Marvel Studios president Kevin Feige is sitting on top of the world now, thanks to the recent box office success of "Guardians of the Galaxy," but that doesn't mean he isn't getting criticism for some of his film choices. Recently, Feige has come under fire for the lack of diversity, particularly in regards to female leads, in his studio's films.
Ask anyone about a movie with a female superhero, and most won't have much of an answer. Our last real female-led superhero movie was probably "Elektra," which bombed at the box office. However, recently, many films have done well with female leads, such as "The Hunger Games" franchise and the blockbuster Disney film "Frozen."
Marvel Comics recently announced that it was giving the title of Thor to a female in its comic books, causing a controversial firestorm worldwide. However, that announcement is not going to be carried over to the successful "Thor" film franchise, which will continue to feature a male lead.
So why hasn't Marvel movies jumped on the female superhero bandwagon yet? According to Feige, it comes down to a few issues.
"I think it comes down to timing, which is what I've sort of always said, and it comes down to us being able to tell the right story," says Feige.
Unfortunately, Feige is echoing much of Hollywood's sentiment about why female-led superhero movies aren't being made yet. It's also similar to what DC President Diane Nelson, says about making a Wonder Woman film.
"I think one of the biggest challenges at the company is getting that right on any size screen" Nelson says. "The reasons why are probably pretty subjective: she doesn't have the single, clear, compelling story that everyone knows and recognizes."
Nelson states that getting Wonder Woman her own feature film is a result of the character and her story being "tricky," but didn't expand on the meaning of her statement.
Feige also cited that Marvel is handling such a heavy schedule now, with three films already scheduled for 2017, that creating a new franchise is all but impossible. At least Joss Whedon, director of Marvel's "The Avengers" films, has hinted that the upcoming "Age of Ultron" will feature four prominent female roles.
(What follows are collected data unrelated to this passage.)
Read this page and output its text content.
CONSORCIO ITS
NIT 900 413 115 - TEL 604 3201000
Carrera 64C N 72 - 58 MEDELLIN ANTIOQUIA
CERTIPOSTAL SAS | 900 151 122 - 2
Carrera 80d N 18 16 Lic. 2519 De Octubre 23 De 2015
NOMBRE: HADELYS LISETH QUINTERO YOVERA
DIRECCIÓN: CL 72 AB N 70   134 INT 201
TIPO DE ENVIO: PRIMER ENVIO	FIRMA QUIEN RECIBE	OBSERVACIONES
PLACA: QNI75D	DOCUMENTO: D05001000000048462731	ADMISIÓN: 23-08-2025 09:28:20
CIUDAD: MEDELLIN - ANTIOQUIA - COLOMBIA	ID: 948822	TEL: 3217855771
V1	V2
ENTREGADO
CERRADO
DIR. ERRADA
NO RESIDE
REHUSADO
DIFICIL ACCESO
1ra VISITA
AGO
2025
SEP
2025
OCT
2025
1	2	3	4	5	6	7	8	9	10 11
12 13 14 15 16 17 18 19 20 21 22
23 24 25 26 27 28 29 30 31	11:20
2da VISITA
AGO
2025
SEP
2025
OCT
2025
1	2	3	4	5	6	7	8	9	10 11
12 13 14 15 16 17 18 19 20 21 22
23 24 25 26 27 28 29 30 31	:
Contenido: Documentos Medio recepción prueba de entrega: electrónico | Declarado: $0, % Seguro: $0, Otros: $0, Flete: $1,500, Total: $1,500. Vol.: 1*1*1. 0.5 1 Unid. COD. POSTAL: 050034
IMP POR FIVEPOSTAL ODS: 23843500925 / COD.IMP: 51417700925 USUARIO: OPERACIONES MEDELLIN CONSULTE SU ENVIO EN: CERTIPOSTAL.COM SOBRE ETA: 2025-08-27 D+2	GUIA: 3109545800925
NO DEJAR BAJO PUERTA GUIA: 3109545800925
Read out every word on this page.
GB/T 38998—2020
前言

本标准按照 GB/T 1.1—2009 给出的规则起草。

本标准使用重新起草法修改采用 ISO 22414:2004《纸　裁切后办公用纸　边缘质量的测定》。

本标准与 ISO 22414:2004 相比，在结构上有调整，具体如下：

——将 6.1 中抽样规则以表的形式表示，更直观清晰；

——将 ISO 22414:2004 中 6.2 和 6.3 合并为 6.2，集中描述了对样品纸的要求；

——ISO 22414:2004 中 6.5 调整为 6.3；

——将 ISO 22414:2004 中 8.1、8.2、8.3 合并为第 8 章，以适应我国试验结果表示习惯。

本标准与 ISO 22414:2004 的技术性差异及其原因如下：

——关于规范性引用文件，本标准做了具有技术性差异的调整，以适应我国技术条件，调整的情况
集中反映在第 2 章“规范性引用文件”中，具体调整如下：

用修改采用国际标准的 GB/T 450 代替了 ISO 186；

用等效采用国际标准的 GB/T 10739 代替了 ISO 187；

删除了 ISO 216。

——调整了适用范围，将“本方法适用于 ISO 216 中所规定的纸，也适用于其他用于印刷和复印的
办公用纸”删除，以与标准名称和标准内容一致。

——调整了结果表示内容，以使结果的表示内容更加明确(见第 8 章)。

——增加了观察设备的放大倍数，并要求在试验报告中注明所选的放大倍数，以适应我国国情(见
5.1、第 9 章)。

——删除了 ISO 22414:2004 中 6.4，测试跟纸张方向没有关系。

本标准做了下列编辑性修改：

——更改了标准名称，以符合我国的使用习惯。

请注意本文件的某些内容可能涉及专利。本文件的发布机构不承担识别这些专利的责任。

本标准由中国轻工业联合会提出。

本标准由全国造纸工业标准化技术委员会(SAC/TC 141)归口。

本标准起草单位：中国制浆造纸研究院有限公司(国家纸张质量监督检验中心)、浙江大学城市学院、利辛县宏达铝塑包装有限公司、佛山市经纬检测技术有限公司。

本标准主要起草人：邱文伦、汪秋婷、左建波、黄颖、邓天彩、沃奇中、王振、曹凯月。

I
But if Feige is correct, none of those women will be getting their own films, including the popular Black Widow, who co-starred in the first "The Avengers" film, as well as in "Captain America: Winter Soldier."
The news coming out of Hollywood for female leads isn't all bad, "Bridesmaids" director Paul Feig is hoping to reboot Ghostbusters with an all-female cast.
Women make up 52 percent of the movie-going audience and statistics have shown that they prefer watching female superheroes. So the reasoning that there isn't enough time or interest to devote to female superhero movies seems to fall a little flat, seeing as there seems to be diversity and monetary benefits to gain in pushing for more female-led superhero movies.